Publication Year: 1969.

JAMES THOMAS MADSEN

1947-1968

On October 16 Jim Madsen was killed in a fall from the top of El Capitan in Yosemite Valley. He died attempting to help his friends who were temporarily stalled by storms on the Dihedral Wall. They were in no danger, but Jim did not know this and lost his life in an effort to find out.

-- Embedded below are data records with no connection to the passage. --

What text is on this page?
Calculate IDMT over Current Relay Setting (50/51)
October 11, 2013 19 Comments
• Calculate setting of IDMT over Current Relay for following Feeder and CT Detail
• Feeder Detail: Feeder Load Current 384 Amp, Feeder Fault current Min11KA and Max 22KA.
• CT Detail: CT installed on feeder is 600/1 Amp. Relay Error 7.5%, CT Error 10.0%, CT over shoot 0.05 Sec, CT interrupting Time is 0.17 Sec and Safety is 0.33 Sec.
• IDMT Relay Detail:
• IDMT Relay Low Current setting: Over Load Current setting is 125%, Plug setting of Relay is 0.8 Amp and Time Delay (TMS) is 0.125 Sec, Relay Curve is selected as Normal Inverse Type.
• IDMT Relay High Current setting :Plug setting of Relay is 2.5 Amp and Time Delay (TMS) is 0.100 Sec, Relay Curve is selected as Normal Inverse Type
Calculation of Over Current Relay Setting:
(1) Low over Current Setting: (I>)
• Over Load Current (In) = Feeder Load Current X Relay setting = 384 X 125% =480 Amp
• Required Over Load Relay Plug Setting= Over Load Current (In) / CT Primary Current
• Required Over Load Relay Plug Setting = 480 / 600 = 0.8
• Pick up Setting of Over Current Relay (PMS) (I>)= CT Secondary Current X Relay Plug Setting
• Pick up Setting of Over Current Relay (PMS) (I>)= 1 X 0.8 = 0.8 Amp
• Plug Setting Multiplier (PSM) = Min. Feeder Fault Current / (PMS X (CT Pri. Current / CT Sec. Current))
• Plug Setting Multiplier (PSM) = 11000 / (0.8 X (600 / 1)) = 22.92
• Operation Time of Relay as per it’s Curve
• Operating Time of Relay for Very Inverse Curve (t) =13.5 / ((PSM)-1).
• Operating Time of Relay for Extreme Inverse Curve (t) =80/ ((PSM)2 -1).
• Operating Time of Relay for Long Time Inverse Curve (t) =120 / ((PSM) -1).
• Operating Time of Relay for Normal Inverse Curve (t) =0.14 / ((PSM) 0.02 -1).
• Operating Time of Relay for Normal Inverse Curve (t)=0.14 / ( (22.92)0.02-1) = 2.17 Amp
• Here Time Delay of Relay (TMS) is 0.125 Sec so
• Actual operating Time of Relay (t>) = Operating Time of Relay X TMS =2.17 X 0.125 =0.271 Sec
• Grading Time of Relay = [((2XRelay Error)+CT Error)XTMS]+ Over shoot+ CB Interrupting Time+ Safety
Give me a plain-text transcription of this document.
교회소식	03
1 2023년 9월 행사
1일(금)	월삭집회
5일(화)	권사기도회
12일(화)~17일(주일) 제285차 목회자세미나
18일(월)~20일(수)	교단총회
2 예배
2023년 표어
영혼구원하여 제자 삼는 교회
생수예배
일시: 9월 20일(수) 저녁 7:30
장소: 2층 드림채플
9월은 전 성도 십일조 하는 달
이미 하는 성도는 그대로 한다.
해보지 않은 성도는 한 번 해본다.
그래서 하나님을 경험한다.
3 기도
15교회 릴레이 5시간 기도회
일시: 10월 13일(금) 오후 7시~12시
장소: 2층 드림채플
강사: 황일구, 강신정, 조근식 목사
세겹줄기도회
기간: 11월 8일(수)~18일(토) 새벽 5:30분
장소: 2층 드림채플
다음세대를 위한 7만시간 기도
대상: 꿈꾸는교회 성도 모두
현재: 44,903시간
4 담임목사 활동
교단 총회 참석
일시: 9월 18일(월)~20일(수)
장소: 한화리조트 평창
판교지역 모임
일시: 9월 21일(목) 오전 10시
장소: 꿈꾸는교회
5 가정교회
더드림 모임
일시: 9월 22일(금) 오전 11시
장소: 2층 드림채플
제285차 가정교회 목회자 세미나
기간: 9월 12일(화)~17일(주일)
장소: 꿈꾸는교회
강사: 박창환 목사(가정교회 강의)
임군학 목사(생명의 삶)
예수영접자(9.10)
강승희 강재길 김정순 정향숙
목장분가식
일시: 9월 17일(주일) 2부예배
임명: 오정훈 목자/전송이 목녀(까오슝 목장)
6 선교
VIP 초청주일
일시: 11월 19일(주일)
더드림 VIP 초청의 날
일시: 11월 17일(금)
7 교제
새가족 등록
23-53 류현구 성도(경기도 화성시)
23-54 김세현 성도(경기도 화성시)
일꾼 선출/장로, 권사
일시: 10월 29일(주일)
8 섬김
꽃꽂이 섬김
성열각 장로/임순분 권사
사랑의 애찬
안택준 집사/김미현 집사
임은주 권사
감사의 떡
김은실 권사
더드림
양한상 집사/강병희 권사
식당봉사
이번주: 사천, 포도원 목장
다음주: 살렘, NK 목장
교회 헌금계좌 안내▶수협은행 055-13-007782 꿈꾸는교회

Jim Madsen was one of the most shining of a brilliant new generation of young American climbers. His strength, his size, his appetites, his energies, his passions, they were all on a gargantuan scale. The chief passion was climbing, and when he climbed, he concentrated all his energy and strength into an effort that I can describe only as awesome. The results of this marriage of passion, energy, strength, and discipline bordered on the inconceivable. He climbed some of the hardest rock climbs in the world with speed that I, for one, would have thought impossible. I did not know Jim well, but the two short climbs we did together left a deep impression on me. One of these was the Twilight Zone, one of the hardest of the Yosemite crack climbs. Madsen had already given the lie to the abiding concept that crack climbs are a small man’s preserve. But he was all the wrong size for the zone. I watched in stunned admiration as he fought his way up that terrible, slippery crack. I have never seen greater tenacity. He would not give up. Again and again he found the strength for tremendous efforts to gain a few inches. It seemed he would either make it or burst his great heart in the attempt. He made it.

And that, to me, was Jim Madsen, a child of the Gods, innocent, bursting with life, an enormously vital young man cut off in the full bloom of his strength. Spontaneous, capable equally of fierce, evanescent rages and warm generosity. He was the stuff of which heroes are made. And he loved the beauty of the mountains.